The settlement comprises $315,550 for 2010 and $118,334 for the 2011 tax year, according to records from the Rutherford County Property Assessor’s Office.
In 2010, attorneys representing Embassy Suites filed a complaint with the Tennessee State Board of Equalization arguing that assessors unfairly appraised the site at $67 million, which resulted in the hotel paying higher property taxes.
Given the fact that prices had plummeted when the over-inflated housing bubble burst, attorneys contended property assessors should have taken into account the current economic conditions.
“They were able to prove to the judge that the $67 million assessment was too high,” said Rob Mitchell, who took over as Rutherford County property assessor in September 2012.
The judge, Mitchell said, agreed with Embassy Suites that the property was worth an estimated $36 million.
“We lost the appeal in 2010, and the judge took the numbers that Embassy Suites submitted to the court,” Mitchell said. “We were not able to dispute those numbers in the eyes of the court. The next year was exactly the same, so we decided to settle the appeal.”
Officials decided to settle the 2011 appeal out of court, he said, because it usually helps reduce the amount of money Rutherford County must refund to a complainant.
“History has shown us that we lose substantially less when we can come to a negotiated amount rather than leaving it up to a judge,” Mitchell said, noting the cost to fight an appeal is a factor in deciding how to address the issue.
“The other part of being able to come to a quick settlement is that if Rutherford County loses in court, we have to pay a 1.5 percent per month penalty in addition to the amount owed, which ends up being 18 percent a year,” he said.
The Embassy Suites settlement is just one of 744 appeals that were filed against Rutherford County when former Property Assessor Bill Boner, who could not be reached for comment, was in charge of the department.
“Of those 744 cases, 720 have been resolved,” Mitchell said, adding the rest are under review by an administrative judge with the State Board of Equalization because officials with the Property Assessor’s Office could not reach an agreement with the complainants.
“For those that are wrong, we have worked to address those and get everything corrected,” Mitchell said, “but there are still a lot of appraisals that were done properly prior to my tenure. We are just correcting those that were wrongly appraised under the former administration.”
And although Rutherford County officials knew the Embassy Suites settlement would be coming down the pipeline this year, several commissioners expressed concern about how the impact of numerous tax refunds could affect revenues and the next budget.
During a recent Budget Committee meeting, Commissioner Steve Sandlin was visibly frustrated when he learned about the final settlement amount, saying he could not understand how the original appraisal was roughly $30 million too high.
“How did we get that far off,” Commissioner Steve Sandlin asked Lisa Nolan, who is the finance director for Rutherford County. “This is a lot of money, a lot of lost revenue.”
Commissioner Will Jordan said he is also worried about whether the amount of funds that the administrative judge ordered for the Embassy Suites settlement could set a precedent for future appeals.

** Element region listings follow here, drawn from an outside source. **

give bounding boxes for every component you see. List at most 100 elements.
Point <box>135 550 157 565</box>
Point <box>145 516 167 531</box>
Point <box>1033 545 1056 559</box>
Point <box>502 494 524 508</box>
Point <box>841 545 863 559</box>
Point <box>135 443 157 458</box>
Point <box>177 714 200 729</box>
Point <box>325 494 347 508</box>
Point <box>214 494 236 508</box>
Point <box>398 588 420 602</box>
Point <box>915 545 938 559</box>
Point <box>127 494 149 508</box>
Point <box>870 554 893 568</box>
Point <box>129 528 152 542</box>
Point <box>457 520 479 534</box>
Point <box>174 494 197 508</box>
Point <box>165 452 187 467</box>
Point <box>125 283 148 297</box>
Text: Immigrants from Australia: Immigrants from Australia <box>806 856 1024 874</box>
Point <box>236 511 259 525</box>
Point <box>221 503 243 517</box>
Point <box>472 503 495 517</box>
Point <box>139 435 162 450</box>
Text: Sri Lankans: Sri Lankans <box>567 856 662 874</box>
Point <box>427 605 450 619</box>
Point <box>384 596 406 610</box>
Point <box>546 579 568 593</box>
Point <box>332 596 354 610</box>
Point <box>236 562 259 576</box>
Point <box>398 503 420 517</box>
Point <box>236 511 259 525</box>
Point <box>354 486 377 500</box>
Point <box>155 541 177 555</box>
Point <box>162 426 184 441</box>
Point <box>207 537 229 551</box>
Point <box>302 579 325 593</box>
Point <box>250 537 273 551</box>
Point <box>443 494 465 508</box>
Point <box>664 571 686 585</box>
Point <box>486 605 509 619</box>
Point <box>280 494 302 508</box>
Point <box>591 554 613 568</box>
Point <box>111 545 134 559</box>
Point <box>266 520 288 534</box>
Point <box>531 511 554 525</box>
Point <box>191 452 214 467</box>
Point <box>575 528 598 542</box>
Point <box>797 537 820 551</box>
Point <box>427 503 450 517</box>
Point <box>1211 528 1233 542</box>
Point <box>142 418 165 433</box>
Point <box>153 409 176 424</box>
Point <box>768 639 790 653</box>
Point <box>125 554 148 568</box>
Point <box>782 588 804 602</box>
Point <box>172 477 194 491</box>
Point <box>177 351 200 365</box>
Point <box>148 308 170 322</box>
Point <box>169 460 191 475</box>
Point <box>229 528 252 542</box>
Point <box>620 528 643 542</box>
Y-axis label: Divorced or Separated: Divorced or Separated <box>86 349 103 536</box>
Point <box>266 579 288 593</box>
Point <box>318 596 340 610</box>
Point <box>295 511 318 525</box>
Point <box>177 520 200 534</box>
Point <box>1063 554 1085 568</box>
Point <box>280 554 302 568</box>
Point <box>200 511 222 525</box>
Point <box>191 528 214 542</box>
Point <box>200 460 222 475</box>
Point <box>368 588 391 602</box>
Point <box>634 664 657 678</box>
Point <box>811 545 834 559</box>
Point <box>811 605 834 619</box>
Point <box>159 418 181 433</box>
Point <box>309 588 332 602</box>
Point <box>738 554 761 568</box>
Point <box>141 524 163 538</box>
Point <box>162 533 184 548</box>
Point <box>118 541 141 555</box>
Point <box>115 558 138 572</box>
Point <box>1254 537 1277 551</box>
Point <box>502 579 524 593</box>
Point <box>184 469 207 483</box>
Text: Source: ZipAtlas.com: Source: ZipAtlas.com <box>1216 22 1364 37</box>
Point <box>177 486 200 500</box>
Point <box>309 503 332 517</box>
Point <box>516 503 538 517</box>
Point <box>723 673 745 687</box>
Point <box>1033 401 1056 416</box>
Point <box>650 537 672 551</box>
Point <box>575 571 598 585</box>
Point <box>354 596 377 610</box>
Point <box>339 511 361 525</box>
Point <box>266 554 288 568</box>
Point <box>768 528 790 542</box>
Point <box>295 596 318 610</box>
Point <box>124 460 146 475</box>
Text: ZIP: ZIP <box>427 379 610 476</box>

“It could have been the same outcome of court,” Jordan said.
When asked about their concerns, Mitchell acknowledged the Embassy Suites settlement is expensive, but he said it was Boner who decided not to settle appeals out of court – a move that has resulted in tense relations between some property owners and assessors.
“We are still trying to reestablish relationships with the tax representatives and administrative judges,” Mitchell said. “It is a complicated process, but we will continue to address any issues that may have popped up in recent years.”